Strengths and limitations of the study

This is the largest retrospective pSLE study of SLN thus far. This study limits interpersonal bias as all the pathology slides were re-reviewed and re-classified by two pathologists based on the latest 2016 ISN/RPS classification for LN. Our study is one of the few studies that reported activity and chronicity indices.

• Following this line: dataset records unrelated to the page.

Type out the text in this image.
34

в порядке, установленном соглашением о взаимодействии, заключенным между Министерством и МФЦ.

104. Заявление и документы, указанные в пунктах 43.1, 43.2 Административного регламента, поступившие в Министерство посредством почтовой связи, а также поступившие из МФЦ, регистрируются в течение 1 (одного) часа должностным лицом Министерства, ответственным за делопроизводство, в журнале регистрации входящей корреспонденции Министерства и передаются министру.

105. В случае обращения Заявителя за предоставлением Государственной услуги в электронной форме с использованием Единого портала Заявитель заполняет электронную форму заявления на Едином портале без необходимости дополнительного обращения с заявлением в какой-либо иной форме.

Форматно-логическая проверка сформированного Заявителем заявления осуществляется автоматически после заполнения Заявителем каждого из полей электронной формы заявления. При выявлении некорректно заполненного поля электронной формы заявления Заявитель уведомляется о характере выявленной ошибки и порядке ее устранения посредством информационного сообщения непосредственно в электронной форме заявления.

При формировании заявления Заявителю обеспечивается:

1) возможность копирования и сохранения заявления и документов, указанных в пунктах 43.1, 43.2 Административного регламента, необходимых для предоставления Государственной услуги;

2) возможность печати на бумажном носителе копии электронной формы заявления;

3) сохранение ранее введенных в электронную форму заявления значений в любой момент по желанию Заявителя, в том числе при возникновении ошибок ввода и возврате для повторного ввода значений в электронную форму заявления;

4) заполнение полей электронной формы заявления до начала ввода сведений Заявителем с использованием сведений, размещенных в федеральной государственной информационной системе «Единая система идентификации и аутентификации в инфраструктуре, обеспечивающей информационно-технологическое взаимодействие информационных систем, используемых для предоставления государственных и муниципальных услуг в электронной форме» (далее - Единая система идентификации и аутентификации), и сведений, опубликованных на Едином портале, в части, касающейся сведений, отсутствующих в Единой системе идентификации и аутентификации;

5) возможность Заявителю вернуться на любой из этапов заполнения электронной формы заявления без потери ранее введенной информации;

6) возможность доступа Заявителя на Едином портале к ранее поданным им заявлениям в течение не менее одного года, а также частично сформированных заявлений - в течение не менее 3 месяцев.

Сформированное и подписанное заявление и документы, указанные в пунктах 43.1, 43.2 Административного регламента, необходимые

Significant selection bias exists in this study due to the retrospective nature of the study, which might have led to the under-recognition of SLN. Data on 24-h urine collection and microalbuminuria were not available for all patients.

Conclusion

This retrospective study observed that the odds of having proliferative nephritis were higher in patients with significantly low C3 and C4 levels in this cohort of pSLE patients. The median C3 and C4 levels of both proliferative SLN and OLN were similar and were significantly lower than their non-proliferative counterparts. The non-AA population had higher odds of having proliferative nephritis than the AA population. There was no association between age, sex, presence of anti-ds-DNA Ab or anti-Sm Ab, the decline in eGFR, and proliferative nephritis. Adverse events, including mortality, were noticed in proliferative OLN but not in proliferative SLN during 1-year follow-up. Early diagnosis of treatable SLN might influence outcomes in pSLE patients. Indications with kidney biopsy in pSLE patients without overt kidney findings may require additional scrutiny. Larger, randomized, and long-term studies are needed to investigate the outcomes of SLN patients with normal and low complements.